Sunday, November 21, 2010

Filming The Milgram Experiment

We were recently asked in my Media Production course to write, plan, and shoot a three minute short of our own choosing. My partner, Constantin Polseski, came up with the idea of making a film about the infamous Stanley Milgram experiment. This analysis, conducted in the 1960's at Yale University, was intended to portray the effects on people who are forced to do something by an authority figure even though they personally know what they are doing is morally unjustifiable. The experiment involved a professor who would be introduced by the scientists to a "learner" who was in reality a paid actor but the professors had no knowledge of this. The two would go into separate rooms and not have any direct contact with one another. The leaner would answer a series of questions by the teacher and when the answer was wrong, which would be all the time, the professor was pressured by the scientists into pressing a switch to electrically shock the learner with a higher voltage each time. The paid actor would simulate the sound of screaming in pain, so the professors actually believed that they were shocking this man. The scientist would demand the teacher to continue on, against their own consciences, and over 60% of the time, they continued on to what would actually be a fatal voltage. The hypothesis of the experiment was used to explain why so many people followed Hitler during WWII.

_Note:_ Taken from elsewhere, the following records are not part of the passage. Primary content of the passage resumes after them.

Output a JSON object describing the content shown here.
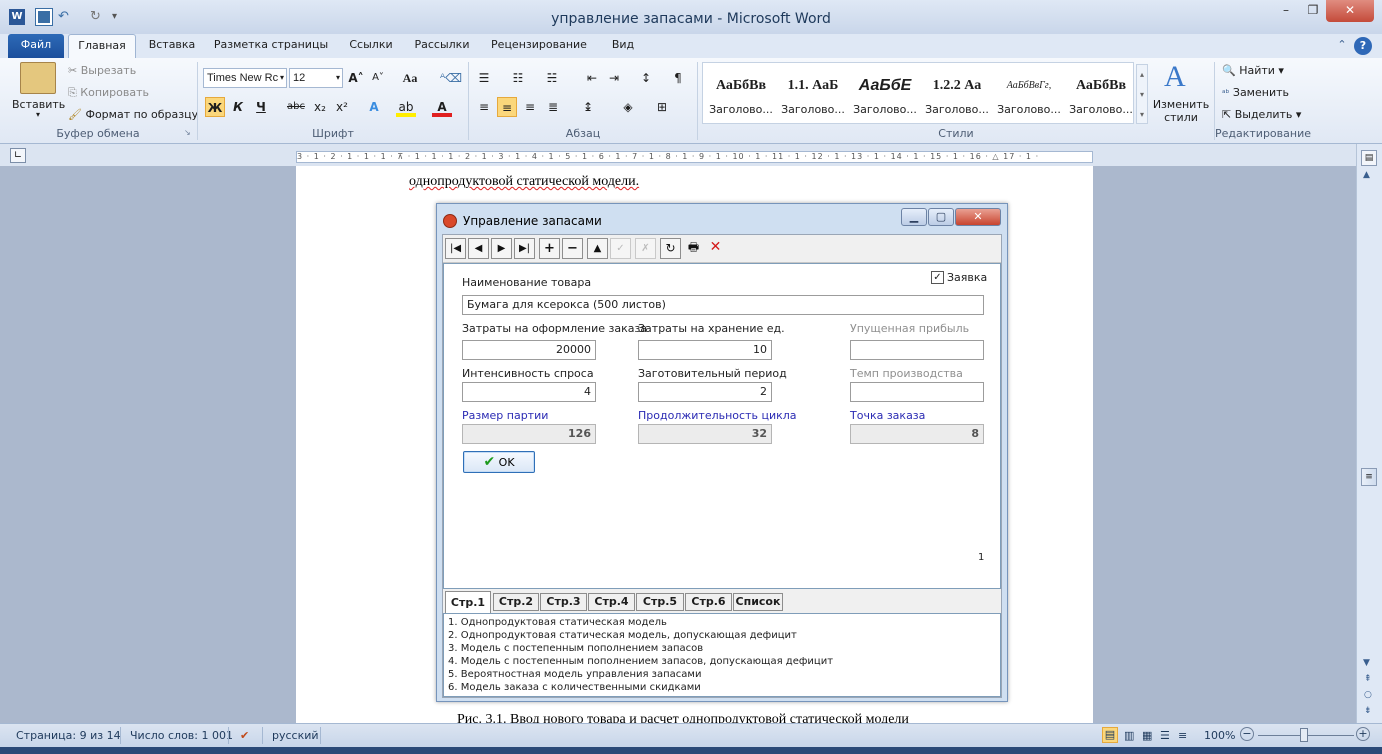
{
  "window": {
    "title": "управление запасами - Microsoft Word",
    "minimize": "–",
    "restore": "❐",
    "close": "✕"
  },
  "ribbon_tabs": [
    "Файл",
    "Главная",
    "Вставка",
    "Разметка страницы",
    "Ссылки",
    "Рассылки",
    "Рецензирование",
    "Вид"
  ],
  "clipboard": {
    "paste": "Вставить",
    "cut": "Вырезать",
    "copy": "Копировать",
    "format_painter": "Формат по образцу",
    "group": "Буфер обмена"
  },
  "font": {
    "name": "Times New Rc",
    "size": "12",
    "group": "Шрифт"
  },
  "paragraph": {
    "group": "Абзац"
  },
  "styles": {
    "items": [
      {
        "preview": "АаБбВв",
        "label": "Заголово..."
      },
      {
        "preview": "1.1. АаБ",
        "label": "Заголово..."
      },
      {
        "preview": "АаБбЕ",
        "label": "Заголово..."
      },
      {
        "preview": "1.2.2 Аа",
        "label": "Заголово..."
      },
      {
        "preview": "АаБбВвГг,",
        "label": "Заголово..."
      },
      {
        "preview": "АаБбВв",
        "label": "Заголово..."
      }
    ],
    "change": "Изменить стили",
    "group": "Стили"
  },
  "editing": {
    "find": "Найти",
    "replace": "Заменить",
    "select": "Выделить",
    "group": "Редактирование"
  },
  "ruler_text": "3 · 1 · 2 · 1 · 1 · 1 · ⊼ · 1 · 1 · 1 · 2 · 1 · 3 · 1 · 4 · 1 · 5 · 1 · 6 · 1 · 7 · 1 · 8 · 1 · 9 · 1 · 10 · 1 · 11 · 1 · 12 · 1 · 13 · 1 · 14 · 1 · 15 · 1 · 16 · △ 17 · 1 ·",
  "document": {
    "top_line": "однопродуктовой статической модели.",
    "caption": "Рис. 3.1. Ввод нового товара и расчет однопродуктовой статической модели"
  },
  "dialog": {
    "title": "Управление запасами",
    "toolbar": [
      "|◀",
      "◀",
      "▶",
      "▶|",
      "+",
      "−",
      "▲",
      "✓",
      "✗",
      "↻",
      "🖶",
      "✕"
    ],
    "product_name_label": "Наименование товара",
    "product_name_value": "Бумага для ксерокса (500 листов)",
    "request_checkbox_label": "Заявка",
    "request_checked": true,
    "order_cost_label": "Затраты на оформление заказа",
    "order_cost_value": "20000",
    "storage_cost_label": "Затраты на хранение ед.",
    "storage_cost_value": "10",
    "lost_profit_label": "Упущенная прибыль",
    "lost_profit_value": "",
    "demand_label": "Интенсивность спроса",
    "demand_value": "4",
    "lead_time_label": "Заготовительный период",
    "lead_time_value": "2",
    "production_rate_label": "Темп производства",
    "production_rate_value": "",
    "lot_size_label": "Размер партии",
    "lot_size_value": "126",
    "cycle_label": "Продолжительность цикла",
    "cycle_value": "32",
    "reorder_label": "Точка заказа",
    "reorder_value": "8",
    "ok_label": "OK",
    "record_number": "1",
    "tabs": [
      "Стр.1",
      "Стр.2",
      "Стр.3",
      "Стр.4",
      "Стр.5",
      "Стр.6",
      "Список"
    ],
    "models": [
      "1. Однопродуктовая статическая модель",
      "2. Однопродуктовая статическая модель, допускающая дефицит",
      "3. Модель с постепенным пополнением запасов",
      "4. Модель с постепенным пополнением запасов, допускающая дефицит",
      "5. Вероятностная модель управления запасами",
      "6. Модель заказа с количественными скидками"
    ]
  },
  "statusbar": {
    "page": "Страница: 9 из 14",
    "words": "Число слов: 1 001",
    "language": "русский",
    "zoom": "100%"
  },
  "colors": {
    "file_tab": "#1c4f9c",
    "highlight": "#fbd77b",
    "dialog_blue_label": "#2b2bb4"
  }
}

Our film is a heavily dramatized version of the event. We shot the film in a small room with a single construction light beaming down on the actor portraying a professor. The actor playing the scientist was off in a corner of the room just over the professor's shoulder. The scientist was off in the shadows of the room to add a sinister feel to the character, which is what we were going for in the original script. Most of the lines uttered by the scientist were actual lines used by the scientists such as "it is absolutely essential that you continue" except they were read in a much more fierce, commanding way than the actual scientist said. The movie came out excellently, exactly as I anticipated. If we had the opportunity to do it over again, I would not change much, except the pace of the dialogue. The original cut ran 6 minutes long and that gave me quite a headache when it came time to edit. Cramming all that information into the span of three minutes was quite the challenge, and much of it was due to the pace I had directed the actors to perform.